The Sitting Bull Monument is located about seven miles southwest of Mobridge. Chief Sitting Bull, or Tatanka Iyotake, was a Hunkpapa Teton Sioux spiritual leader. In the 1870s, Sitting Bull had relocated to the Standing Rock Indian Reservation near the Grand River in present day Corson County. He became a great spiritual leader and organized a resistance movement against US expansion on treaty-reserved lands. On December 15, 1890, nine years after surrendering to the US government, he was shot to death by Indian police. The police had been executing an arrest warrant in order to prevent Sitting Bull from attending a Ghost Dance revivalist ceremony.

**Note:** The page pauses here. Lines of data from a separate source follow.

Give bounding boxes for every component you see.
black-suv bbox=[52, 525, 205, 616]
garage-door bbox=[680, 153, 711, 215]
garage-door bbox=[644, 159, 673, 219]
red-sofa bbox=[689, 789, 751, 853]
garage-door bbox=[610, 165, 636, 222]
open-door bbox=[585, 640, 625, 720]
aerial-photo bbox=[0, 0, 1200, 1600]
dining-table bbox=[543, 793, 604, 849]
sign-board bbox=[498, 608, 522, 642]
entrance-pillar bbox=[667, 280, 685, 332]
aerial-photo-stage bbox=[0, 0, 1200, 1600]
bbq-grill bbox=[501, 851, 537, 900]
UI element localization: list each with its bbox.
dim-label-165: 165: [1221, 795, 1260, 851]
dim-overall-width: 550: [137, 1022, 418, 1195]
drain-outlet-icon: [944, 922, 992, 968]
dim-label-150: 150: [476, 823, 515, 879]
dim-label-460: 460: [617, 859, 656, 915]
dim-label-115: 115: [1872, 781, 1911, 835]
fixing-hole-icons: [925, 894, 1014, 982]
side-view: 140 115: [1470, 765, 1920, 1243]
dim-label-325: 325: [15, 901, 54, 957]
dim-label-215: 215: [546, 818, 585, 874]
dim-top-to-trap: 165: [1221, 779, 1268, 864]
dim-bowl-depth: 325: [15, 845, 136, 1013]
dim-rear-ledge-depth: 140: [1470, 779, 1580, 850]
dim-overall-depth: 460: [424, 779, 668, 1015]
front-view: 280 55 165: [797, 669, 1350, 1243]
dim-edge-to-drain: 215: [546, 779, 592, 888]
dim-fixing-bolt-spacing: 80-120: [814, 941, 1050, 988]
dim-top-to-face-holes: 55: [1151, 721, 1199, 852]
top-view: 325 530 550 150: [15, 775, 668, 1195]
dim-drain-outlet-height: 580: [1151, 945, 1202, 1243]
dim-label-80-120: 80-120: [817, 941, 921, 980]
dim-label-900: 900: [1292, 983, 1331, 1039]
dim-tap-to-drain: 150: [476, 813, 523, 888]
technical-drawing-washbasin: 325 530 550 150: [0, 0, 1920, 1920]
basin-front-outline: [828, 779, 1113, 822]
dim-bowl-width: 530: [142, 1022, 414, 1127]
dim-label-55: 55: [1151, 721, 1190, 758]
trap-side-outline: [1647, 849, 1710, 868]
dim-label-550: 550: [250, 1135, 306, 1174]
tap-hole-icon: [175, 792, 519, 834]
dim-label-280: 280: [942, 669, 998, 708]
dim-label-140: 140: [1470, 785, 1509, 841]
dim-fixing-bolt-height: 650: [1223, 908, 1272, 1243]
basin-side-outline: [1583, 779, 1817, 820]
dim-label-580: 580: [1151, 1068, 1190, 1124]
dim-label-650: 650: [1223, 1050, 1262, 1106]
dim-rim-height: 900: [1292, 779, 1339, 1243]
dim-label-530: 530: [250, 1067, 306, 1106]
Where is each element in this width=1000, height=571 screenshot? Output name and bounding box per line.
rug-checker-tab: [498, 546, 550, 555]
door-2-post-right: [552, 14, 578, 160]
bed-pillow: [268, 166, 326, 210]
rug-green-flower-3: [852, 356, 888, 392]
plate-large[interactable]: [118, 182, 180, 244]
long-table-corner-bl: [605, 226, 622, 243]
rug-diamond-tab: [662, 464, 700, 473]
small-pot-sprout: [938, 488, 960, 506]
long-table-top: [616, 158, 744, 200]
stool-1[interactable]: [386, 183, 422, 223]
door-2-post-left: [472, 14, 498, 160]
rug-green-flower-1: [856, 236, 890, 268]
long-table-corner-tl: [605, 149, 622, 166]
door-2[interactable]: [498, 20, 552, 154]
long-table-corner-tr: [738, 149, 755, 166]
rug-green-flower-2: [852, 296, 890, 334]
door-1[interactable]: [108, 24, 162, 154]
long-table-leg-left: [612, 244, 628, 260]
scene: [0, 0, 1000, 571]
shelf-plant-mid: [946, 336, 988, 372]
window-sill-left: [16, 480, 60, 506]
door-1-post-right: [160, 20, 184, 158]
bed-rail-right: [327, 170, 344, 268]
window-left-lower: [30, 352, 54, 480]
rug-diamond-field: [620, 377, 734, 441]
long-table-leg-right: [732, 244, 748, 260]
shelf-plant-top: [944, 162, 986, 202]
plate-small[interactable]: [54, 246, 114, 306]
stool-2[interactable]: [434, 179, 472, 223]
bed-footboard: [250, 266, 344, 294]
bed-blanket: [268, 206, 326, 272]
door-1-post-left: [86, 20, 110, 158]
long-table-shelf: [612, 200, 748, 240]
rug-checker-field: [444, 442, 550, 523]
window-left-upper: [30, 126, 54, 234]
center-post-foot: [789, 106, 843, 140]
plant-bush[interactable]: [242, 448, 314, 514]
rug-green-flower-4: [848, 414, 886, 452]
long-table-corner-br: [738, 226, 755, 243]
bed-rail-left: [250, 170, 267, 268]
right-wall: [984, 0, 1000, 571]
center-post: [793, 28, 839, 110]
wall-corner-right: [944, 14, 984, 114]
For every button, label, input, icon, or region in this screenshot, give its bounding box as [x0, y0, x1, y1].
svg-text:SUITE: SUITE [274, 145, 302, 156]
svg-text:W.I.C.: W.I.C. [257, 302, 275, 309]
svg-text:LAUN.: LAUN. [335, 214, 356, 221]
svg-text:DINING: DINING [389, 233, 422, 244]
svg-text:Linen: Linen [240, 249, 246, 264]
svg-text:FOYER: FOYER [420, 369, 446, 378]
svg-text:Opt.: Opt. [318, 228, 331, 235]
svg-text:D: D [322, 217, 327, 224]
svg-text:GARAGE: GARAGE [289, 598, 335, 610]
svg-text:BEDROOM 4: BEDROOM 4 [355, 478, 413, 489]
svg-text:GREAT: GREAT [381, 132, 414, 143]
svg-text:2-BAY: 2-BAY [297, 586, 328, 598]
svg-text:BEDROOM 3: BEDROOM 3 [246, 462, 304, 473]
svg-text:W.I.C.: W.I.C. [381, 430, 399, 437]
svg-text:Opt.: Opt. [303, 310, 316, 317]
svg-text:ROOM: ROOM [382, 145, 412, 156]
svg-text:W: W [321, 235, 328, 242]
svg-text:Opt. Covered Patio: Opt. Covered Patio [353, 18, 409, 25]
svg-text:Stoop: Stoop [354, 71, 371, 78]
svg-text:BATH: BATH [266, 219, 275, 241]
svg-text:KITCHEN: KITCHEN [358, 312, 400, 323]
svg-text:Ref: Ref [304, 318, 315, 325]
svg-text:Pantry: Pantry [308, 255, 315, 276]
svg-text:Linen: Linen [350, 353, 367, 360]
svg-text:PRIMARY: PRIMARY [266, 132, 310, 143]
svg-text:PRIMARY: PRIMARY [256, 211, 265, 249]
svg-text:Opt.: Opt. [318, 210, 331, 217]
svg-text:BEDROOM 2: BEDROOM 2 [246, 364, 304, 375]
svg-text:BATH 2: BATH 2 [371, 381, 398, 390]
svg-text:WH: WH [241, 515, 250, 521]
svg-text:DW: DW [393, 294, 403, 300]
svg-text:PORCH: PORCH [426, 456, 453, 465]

The warrant was issued by Indian Agent James McLaughlin, the namesake of the current local community of McLaughlin, SD. Sitting Bull was buried about 500 yards south of the agency cemetary in present day Ft. Yates.

The tragedy of his death has been compounded by the story of his remains. In 1953, one of Sitting Bull's descendants by marriage, Clarence Grey Eagle (the son of one of the Indian police who arrested Sitting Bull), and a group of businessmen from Mobridge obtained an opinion from the Bureau of Indian Affairs that the descendants of Sitting Bull should determine his final burial site. On April 8 of that year, the group used the BIA letter as justification the clandestine relocation of the great chief's remains to a site in the southern portion of the Standing Rock Reservation that overlooks the Missouri River near Mobridge.

Less than five months later, South Dakota dedicated a memorial to Sitting Bull on the site of the relocated remains. A bust created by famed sculptor Korczak Ziolkowski (well known for the Crazy Horse monument in the Black Hills) was erected to commemorate the gravesite. Ziolkowski boycotted the dedication ceremony for the monument by Governor Sigurd Anderson because exploiting the ceremony for political and economic gain was against the wishes of Sitting Bull's descendants.

Both the original gravesite in Ft. Yates, ND and current site have tremendous significance today. Sensitive to the exploitation of Native Americans and the suspect way Sitting Bull's remains were handled in the past, a commitment has been made not to exploit or commercialize the Sitting Bull monument for financial gain. The statue is in an isolated park that remains serene, impressive, and free to visitors. A beloved local landmark with huge importance, it remains strikingly undeveloped and a beautifully secluded spot for picnic lovers and history buffs.